• Back to Profile

  • I propose to consider the question, 'Can machines think?'
    This should begin with definitions of the meaning of the terms 'machine' and 'think'.
    The definitions might be framed so as to reflect so far as possible the normal use of words,
    but this attitude is dangerous.

    If the meaning of the words 'machine' and 'think' are to be found
    by examining how they are commonly used
    it is difficult to escape the conclusion that the meaning
    and the answer to the question, 'Can machines think?'
    is to be sought in a statistical survey such as a Gallup poll. But this is absurd.
    - A. M. Turing's (1950, p. 433) 'Computing Machinery and Intelligence'

    Acting Rationally







    1. The acting rationally approach is concerned with the underlying principles of rational behaviour

    2. The acting rationally approach is supported by:
      1. The Reinforcement Learning-Based Model of Interaction between an Agent and its Environment
      2. The Rationality Assumption or Expected Utility Hypothesis
      3. The Markov Decision Process




    Reinforcement learning-based model



    According to the Reinforcement Learning-Based Model of Interaction between an Agent and its Environment:
    1. An agent is a minded entity that perceives through sensors (e.g. eyes, ears, cameras, etc), acts through effectors (e.g. hands, legs, motors, etc)
    2. An agent also interacts with its environment and learns accordingly

    3. At step t, the agent performs action At and receives observation Ot and the scalar reward Rt
    4. The environment receives action At and emits observation Ot + 1 and the scalar reward Rt + 1

    A rational action is defined as any action that maximizes the expected value of an objective performance measure, given the percept sequence to date — see also the Rationality Assumption or Expected Utility Hypothesis




    Individual decision-making under risk



    1. Decision theory allows for certain computations to be made on the basis of probability-values and utility-values
    2. In addition, the assignment of probability-values and utility-values is constrained by two distinct sets of axioms: the Kolmogorov axioms and the von Neumann-Morgenstern axioms
    See this related entry on decision theory and its pair of axiom sets

    According to the Rationality Assumption or Expected Utility Hypothesis:
    1. If the von Neumann-Morgenstern axioms are satisfied, then the agent is said to be rational and her preferences can be represented by a utility function

    2. Given n alternative courses of action φ1, φ2, …, φn:
    3. Each action φi has a set of associated outcomes (or action-state pairs), where i ∈ ℕ and i ∈ [1, n]
    4. The utility function allows the agent to assign utility-values consistently to each outcome
    5. Choosing the most appropriate course of action φi according to the preference relation ≽ amounts to choosing the course of action with the maximum expected utility




    Andrey Markov



    A Markov Decision Process or MDP is a tuple of the form (S, Φ, P, γ, r), where:
    1. S denotes the set of states (including the initial state s0)
    2. Φ denotes the set of actions available to an agent (viz. φ1, φ2, …)
    3. P denotes the transition probability matrix
    4. γ denotes the discount factor
    5. r denotes the reward function

    6. Reinforcement learning, an instantiation of the acting rationally approach, can be modelled as an MDP
    ∴ The MDP makes the Reinforcement Learning-Based Model of Interaction computationally feasible


    MDP Diagram

    1. Here, the agent begins at the initial state s0
    2. The agent selects φ1 ∈ Φ
    3. There is a non-zero probability P(s1|s0, φ1) that the agent will transition from s0 to a successor state s1 in accordance with the transition probability matrix P
    4.    ⋮
    5. γ denotes the discount factor, where γ ∈ [0, 1)
    6. γ allows for more immediate rewards to count more than later or time-discounted rewards

    Expected total payoff value or cumulative reward = E(r(s0,φ1) + γr(s1,φ2) + γ2r(s2,φ3) + …)
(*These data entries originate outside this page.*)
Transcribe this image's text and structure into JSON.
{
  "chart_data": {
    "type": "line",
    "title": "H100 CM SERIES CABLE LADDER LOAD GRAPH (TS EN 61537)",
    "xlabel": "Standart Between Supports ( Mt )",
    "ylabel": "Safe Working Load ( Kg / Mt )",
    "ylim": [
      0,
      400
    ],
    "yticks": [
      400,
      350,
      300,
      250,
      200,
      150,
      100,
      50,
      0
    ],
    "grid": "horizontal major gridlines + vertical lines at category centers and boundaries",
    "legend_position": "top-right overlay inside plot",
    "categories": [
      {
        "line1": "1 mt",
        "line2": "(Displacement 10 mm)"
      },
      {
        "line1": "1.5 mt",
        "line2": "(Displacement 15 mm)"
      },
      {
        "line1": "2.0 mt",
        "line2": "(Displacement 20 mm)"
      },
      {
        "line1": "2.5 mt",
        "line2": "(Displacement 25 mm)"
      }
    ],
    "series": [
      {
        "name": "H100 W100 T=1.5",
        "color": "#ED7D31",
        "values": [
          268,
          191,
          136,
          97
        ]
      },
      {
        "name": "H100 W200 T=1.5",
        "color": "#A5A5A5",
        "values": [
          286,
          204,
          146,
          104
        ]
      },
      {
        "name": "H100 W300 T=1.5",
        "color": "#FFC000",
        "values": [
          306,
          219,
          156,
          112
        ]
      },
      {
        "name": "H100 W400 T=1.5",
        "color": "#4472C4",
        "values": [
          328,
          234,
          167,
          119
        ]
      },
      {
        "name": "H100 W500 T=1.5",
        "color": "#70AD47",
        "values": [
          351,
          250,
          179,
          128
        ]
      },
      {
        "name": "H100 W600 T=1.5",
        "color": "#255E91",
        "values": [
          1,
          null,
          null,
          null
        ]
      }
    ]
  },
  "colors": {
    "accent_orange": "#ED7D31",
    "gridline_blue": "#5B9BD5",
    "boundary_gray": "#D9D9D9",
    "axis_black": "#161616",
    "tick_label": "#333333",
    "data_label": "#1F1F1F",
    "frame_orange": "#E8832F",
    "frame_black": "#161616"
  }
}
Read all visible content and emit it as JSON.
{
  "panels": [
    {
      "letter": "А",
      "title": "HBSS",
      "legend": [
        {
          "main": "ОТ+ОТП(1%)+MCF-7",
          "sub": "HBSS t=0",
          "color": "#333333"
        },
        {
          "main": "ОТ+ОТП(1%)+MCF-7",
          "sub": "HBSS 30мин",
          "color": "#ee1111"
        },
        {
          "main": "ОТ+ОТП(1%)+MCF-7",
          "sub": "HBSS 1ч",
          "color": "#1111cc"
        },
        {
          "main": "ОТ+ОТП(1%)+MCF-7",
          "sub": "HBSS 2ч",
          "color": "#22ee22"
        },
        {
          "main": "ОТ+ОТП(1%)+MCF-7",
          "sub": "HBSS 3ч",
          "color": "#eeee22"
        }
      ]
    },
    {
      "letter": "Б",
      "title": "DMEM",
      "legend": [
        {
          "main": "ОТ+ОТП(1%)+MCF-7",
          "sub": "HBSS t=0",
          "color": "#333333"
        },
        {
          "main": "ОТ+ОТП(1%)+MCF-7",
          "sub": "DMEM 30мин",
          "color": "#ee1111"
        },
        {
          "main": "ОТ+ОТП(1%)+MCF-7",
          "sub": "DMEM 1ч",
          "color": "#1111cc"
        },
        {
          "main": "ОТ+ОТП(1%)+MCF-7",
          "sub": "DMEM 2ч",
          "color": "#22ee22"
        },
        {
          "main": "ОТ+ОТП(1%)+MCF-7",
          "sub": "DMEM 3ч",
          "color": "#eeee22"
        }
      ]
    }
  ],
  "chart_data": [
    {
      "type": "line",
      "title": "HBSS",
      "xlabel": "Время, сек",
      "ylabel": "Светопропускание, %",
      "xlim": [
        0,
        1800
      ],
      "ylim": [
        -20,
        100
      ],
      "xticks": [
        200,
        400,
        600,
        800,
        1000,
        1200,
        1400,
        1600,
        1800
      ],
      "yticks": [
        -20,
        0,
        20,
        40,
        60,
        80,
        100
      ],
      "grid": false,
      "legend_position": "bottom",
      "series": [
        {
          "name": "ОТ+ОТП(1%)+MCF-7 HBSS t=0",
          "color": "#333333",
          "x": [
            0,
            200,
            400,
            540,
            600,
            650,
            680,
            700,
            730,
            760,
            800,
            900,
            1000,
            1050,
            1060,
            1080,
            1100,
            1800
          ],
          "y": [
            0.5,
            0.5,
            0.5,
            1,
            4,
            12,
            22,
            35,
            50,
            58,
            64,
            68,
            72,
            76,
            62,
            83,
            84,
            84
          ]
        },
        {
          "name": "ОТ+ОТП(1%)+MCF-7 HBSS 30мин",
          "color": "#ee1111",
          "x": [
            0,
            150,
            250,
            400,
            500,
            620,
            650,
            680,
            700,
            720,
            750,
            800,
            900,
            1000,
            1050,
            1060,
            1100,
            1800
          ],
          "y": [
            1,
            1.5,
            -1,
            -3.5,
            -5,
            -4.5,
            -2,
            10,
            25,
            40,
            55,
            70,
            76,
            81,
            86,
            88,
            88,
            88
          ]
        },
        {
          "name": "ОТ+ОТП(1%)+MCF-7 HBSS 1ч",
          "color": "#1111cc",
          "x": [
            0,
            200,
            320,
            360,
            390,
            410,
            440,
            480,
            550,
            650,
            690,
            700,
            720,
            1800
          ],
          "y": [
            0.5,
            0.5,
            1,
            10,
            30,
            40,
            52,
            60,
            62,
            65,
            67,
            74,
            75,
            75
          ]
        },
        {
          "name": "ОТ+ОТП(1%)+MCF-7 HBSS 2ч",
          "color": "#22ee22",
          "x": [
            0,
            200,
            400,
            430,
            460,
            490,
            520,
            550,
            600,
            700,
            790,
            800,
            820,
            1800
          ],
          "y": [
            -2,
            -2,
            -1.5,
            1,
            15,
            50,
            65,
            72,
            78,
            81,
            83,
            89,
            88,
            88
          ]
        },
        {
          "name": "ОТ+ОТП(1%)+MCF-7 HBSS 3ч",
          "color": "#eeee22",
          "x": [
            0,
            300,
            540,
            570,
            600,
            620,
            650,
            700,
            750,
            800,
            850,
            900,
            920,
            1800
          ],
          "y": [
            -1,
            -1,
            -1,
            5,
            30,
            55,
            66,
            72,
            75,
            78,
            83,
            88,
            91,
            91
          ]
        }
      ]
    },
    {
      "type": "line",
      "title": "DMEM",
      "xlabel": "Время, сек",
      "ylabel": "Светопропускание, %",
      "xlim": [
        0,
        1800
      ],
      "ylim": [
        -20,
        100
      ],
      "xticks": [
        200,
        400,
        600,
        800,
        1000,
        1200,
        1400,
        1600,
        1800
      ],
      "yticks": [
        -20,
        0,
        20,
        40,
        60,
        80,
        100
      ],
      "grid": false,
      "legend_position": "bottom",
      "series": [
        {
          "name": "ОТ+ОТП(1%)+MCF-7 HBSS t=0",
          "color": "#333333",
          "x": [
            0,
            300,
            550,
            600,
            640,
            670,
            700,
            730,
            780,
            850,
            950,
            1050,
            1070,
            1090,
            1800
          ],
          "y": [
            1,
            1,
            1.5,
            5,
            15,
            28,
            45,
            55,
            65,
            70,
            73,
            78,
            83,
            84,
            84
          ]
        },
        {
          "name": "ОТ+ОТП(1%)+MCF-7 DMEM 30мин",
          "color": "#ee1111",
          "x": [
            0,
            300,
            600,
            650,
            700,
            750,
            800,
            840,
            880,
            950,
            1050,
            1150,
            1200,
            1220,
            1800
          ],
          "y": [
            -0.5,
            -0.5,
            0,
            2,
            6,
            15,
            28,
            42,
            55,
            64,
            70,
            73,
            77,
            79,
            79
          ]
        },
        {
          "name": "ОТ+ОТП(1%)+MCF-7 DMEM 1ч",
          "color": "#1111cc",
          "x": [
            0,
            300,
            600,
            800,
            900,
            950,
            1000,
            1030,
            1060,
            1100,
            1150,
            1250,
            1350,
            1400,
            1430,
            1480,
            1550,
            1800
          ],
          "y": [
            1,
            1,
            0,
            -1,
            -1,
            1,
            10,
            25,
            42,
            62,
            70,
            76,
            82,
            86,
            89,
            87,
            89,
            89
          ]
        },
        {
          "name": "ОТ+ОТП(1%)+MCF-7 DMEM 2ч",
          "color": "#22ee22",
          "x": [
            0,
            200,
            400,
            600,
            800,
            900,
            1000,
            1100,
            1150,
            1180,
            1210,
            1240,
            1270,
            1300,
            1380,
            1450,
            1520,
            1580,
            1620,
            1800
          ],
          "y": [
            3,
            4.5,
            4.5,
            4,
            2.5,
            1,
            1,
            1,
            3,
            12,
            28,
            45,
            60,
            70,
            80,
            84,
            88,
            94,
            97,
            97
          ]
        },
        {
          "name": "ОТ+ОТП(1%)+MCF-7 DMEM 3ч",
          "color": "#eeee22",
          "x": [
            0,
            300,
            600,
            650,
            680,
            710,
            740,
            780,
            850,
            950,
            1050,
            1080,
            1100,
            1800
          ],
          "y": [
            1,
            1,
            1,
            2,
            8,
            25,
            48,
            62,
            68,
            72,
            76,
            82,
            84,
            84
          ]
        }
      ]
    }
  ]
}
    See also the Rationality Assumption or Expected Utility Hypothesis







    The acting rationally approach


    Reinforcement learning Inverse reinforcement learning

    In reinforcement learning, the reward function r is typically specified upfront

    Conversely, in inverse reinforcement learning, the reward function is not specified upfront. Rather, it must be extracted from observed optimal behaviour


    Given a specified reward function r, the reinforcement learning-based agent attempts to infer an optimal policy π


    Given optimal observed behaviour, the inverse reinforcement learning-based agent attempts to infer the reward function r



    There is growing interest in the acting rationally approach to AI (Russell & Norvig, 1995, 2002, 2010)